Sunday, March 3, 2024

I’m a workaholic – but I’m working on it

MosaicCampus LifeI’m a workaholic – but I’m working on it

Staff Reporter

“Who are you?”

I thought I would find the answer in my perfect GPA, my overloaded schedule or in my writing-focused extracurriculars. Yet, for each achievement, happiness felt just as unattainable. I watched it move further and further away, as if taunting me for my insolence.

It did not once cross my mind that working was how I defined the entirety of my existence. When I am not in class, I am working on homework. When I am not working on homework, I am writing a piece for my university publication. When I am not writing for my university publication, I am writing for myself.

When someone asks me to describe myself, I can only come up with work-related terms. I am a hard worker, a fast learner and an excellent writer. I am far more comfortable with the question of “What do you do?” than I am with “Who are you?”

“Who am I when I am not writing?” I began to ask myself. “Who am I when I am not doing schoolwork?”

When I tried to sit in stillness with these questions, the response grew louder and louder, until I was forced into silencing it.

“I don’t know.”

Overworking is an incredibly insidious phenomenon, as society tends to heavily reward those who do it. My ability to cope with overcommitting myself got me into the university, has bolstered my reputation as a hard worker and has enabled me to seek perfection in everything I do. Through these experiences, I learned that productivity comes first and everything that dares to interfere with my ability to be productive must be a threat. 

I began to deny myself time to do basic tasks like eat meals and see my friends. I would spend entire weekends doing homework, sometimes working ahead on assignments that weren’t anywhere close to being due. I stopped finding joy in hobbies that I once used to escape the pressure of daily student life, as I felt they were distracting me from my schoolwork.

I lived, breathed and dreamed of work. However, as the accomplishments of my academic conquests came rolling in, each of them began to hold less meaning than the one that came before it.

Now, more than halfway through my time at the university, the voice in my head grows louder than ever. In a futile attempt to drown it out, I have begun writing more and studying harder. My friends have been seeing me less and less. My perfectionism has started to seep into parts of my life that have nothing to do with productivity.

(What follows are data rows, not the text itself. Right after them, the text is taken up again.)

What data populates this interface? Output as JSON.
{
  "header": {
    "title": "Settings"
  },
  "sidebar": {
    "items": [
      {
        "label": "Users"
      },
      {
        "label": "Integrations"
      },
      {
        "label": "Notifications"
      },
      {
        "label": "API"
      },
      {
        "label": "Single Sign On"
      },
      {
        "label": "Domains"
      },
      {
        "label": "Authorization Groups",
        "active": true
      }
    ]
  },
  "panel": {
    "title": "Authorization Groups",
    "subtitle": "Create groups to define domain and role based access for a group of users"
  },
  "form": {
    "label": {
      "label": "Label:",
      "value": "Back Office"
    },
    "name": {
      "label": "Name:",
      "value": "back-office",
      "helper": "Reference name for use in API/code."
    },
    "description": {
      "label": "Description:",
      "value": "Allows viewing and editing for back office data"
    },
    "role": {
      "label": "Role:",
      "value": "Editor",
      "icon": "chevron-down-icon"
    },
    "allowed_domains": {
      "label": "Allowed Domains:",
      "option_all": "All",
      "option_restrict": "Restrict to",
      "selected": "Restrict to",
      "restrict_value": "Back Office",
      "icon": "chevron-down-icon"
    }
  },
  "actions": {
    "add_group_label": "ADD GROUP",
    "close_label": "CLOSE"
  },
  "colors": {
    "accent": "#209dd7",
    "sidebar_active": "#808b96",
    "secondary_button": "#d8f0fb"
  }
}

I began looking at “Who am I?” as a puzzle that demands to be solved – a task that needs to be executed. Every day that my answer remained “I don’t know” meant another day I had failed.

It is only when I sat with the question that I learned the following: The difficulty with existential inquiries is that they do not have answers that can be tangibly observed. No matter how hard you try, no one solution will suddenly manifest.

The answers are instead found in the way in which you appraise the question.

In being truthful with myself, I realized that I found confusion and ignorance shameful – only through controlling things to the best of my ability did I feel safe. My personal intolerance of ignorance diminished my ability to have genuine curiosity, replacing it with an insatiable obsession to learn, do and improve at any means necessary.

In reappraising how I view myself and the world around me, I have realized that I cannot know everything because I am not all-knowing. No one is all-knowing. No amount of overcommitment can ever bring me close to knowing everything.

We are all afraid. We are all growing. We are all learning.

With that said, it is okay that I do not know who I am. It is also okay that I won’t have A’s in every class, that I’ll make mistakes and am afraid of life after graduation.

I realize that I am not just a university student. I am a son, a friend, a sibling, a teammate and many other things. It is only when these aspects of myself are allowed to coalesce that I am a whole person – a whole me.

Who I am comes not from what I do, but how I wish to define myself. That power is mine and mine alone.

It is possible that I will not keep getting straight A’s. Perhaps I will not land an amazing job directly after graduation. If I commit to being an author, maybe none of my books will sell, and I will become a martyr for the arts.

But why are these the societal determinants of a good life? And, doubly so, why should I feel the need to follow these rules?

The key to delivering oneself from the prison of expectations is realizing that happiness is the only goal of human existence. How you go about finding it is solely up to you.

I have learned that I will likely never fit in a box suitable enough to answer the question of “Who are you?” “I am Percy, and I am happy” sounds like a great start, though.